De toutes les zones d’ombre, c’est celle dont les médias ont le moins parlé, mais qui serait la plus lourde de conséquences. Le scénario : une compagnie fracture la roche à plus de 1000 mètres de profondeur pour en extraire le gaz. Ces fractures peuvent-elles en entraîner d’autres, permettant aux produits toxiques d’atteindre la nappe d’eau souterraine qui alimente toutes les villes de la région?

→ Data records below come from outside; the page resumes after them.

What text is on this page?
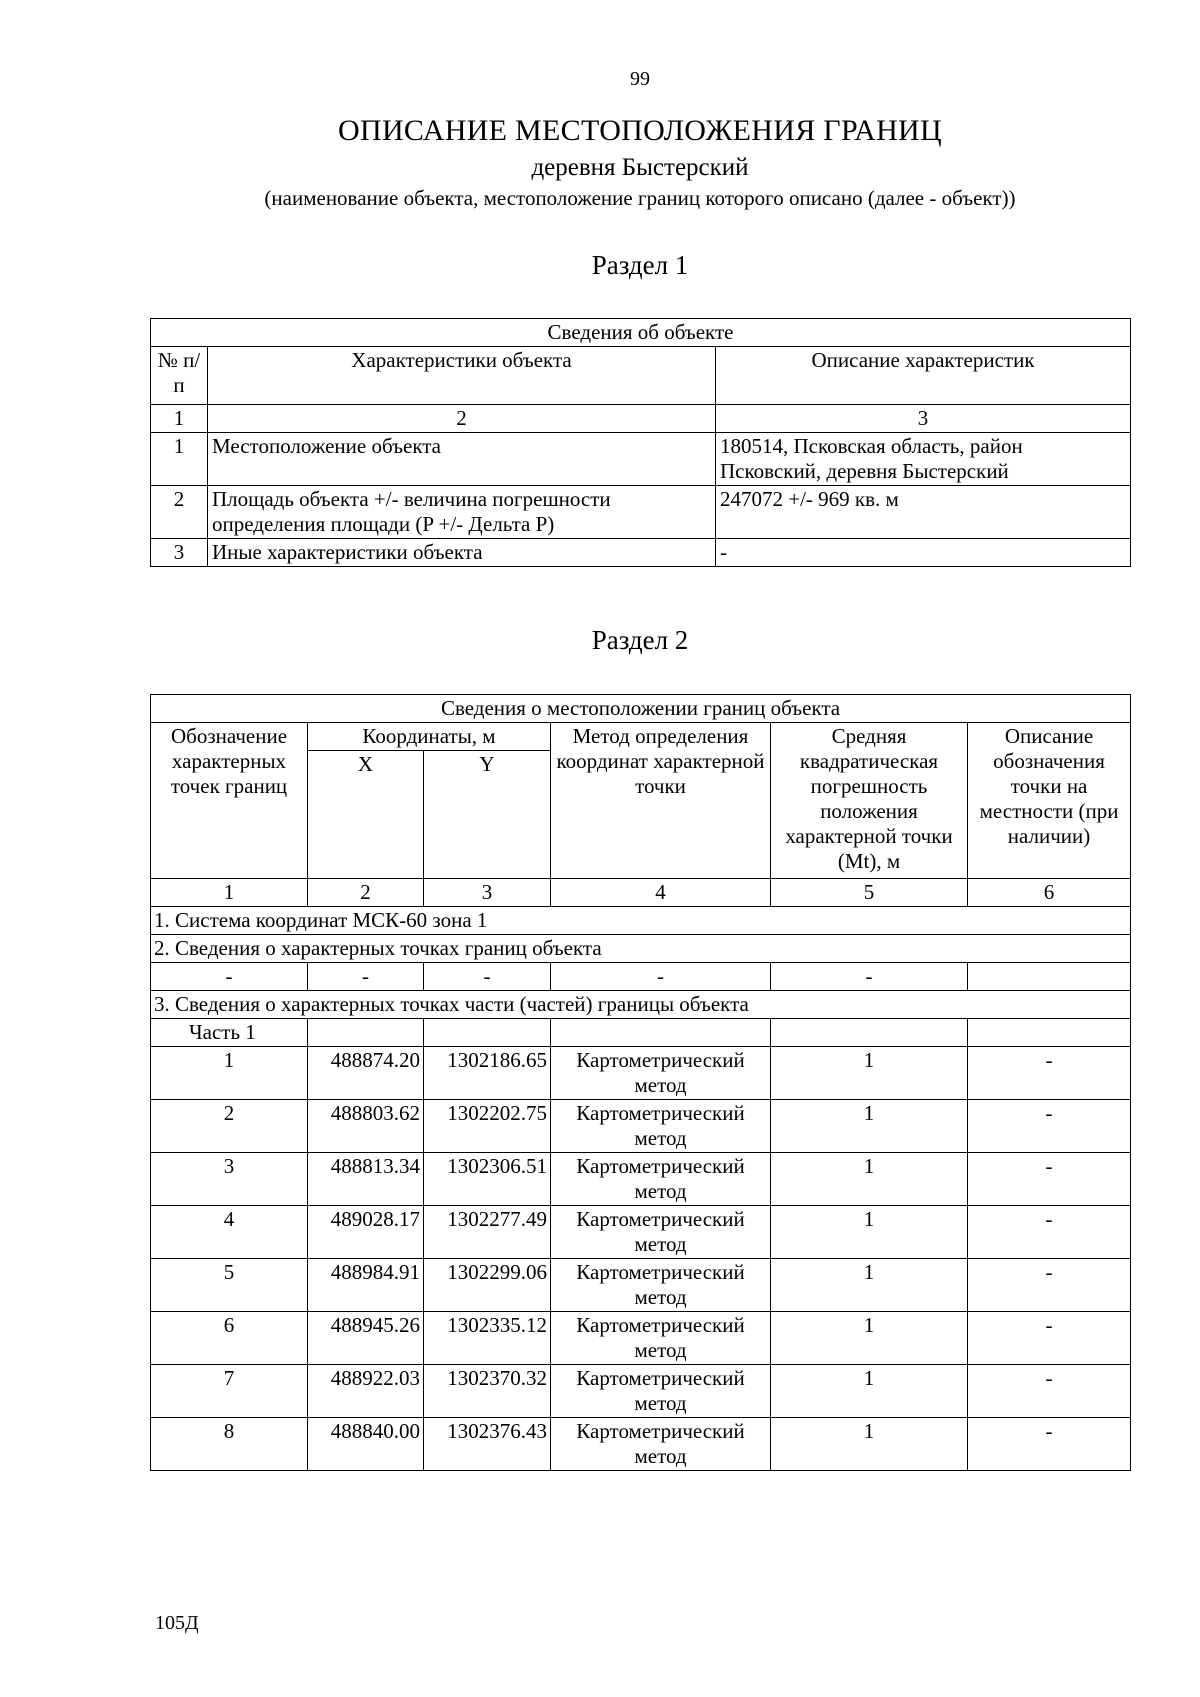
99
ОПИСАНИЕ МЕСТОПОЛОЖЕНИЯ ГРАНИЦ
деревня Быстерский
(наименование объекта, местоположение границ которого описано (далее - объект))
Раздел 1
Сведения об объекте		
№ п/п	Характеристики объекта	Описание характеристик
1	2	3
1	Местоположение объекта	180514, Псковская область, район Псковский, деревня Быстерский
2	Площадь объекта +/- величина погрешности определения площади (P +/- Дельта P)	247072 +/- 969 кв. м
3	Иные характеристики объекта	-
Раздел 2
Сведения о местоположении границ объекта					
Обозначение характерных точек границ	Координаты, м		Метод определения координат характерной точки	Средняя квадратическая погрешность положения характерной точки (Mt), м	Описание обозначения точки на местности (при наличии)
	X	Y			
1	2	3	4	5	6
1. Система координат МСК-60 зона 1					
2. Сведения о характерных точках границ объекта					
-	-	-	-	-	
3. Сведения о характерных точках части (частей) границы объекта					
Часть 1					
1	488874.20	1302186.65	Картометрический метод	1	-
2	488803.62	1302202.75	Картометрический метод	1	-
3	488813.34	1302306.51	Картометрический метод	1	-
4	489028.17	1302277.49	Картометрический метод	1	-
5	488984.91	1302299.06	Картометрический метод	1	-
6	488945.26	1302335.12	Картометрический метод	1	-
7	488922.03	1302370.32	Картометрический метод	1	-
8	488840.00	1302376.43	Картометрический метод	1	-
105Д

Quelques géologues ont évoqué un chiffre depuis deux semaines : « une centaine de mètres ». Ce serait le maximum que pourrait atteindre une fracture dans ces profondeurs. Cela, parce que la « recette chimique » employée pour fracturer la roche est censée être calculée en fonction « des propriétés spécifiques à chaque formation de schiste et, dans une certaine mesure, à chaque puits », écrivent Mark Zoback et ses collègues dans un rapport du Worldwatch Institute publié en juillet.

Mais le problème est que ces estimations proviennent de simulations parfois vieilles de 10 ans. Il n’y a jamais eu de véritables suivis géologiques à de telles profondeurs et dans ce type de roche. Les micro-séismes provoqués par la fracturation n’ont été analysés aux États-Unis que dans 3% des cas en 2009. « C’est un domaine où il n’y a pratiquement aucune recherche », s’est plaint l’hydrogéologue Geoffrey Thyne, du Colorado, auteur de l’étude qui a permis d’établir, en 2008, que des émanations de méthane dans le comté de Garfield provenaient de la couche géologique d’où était extrait le gaz de schiste (voir De l’eau dans le gaz).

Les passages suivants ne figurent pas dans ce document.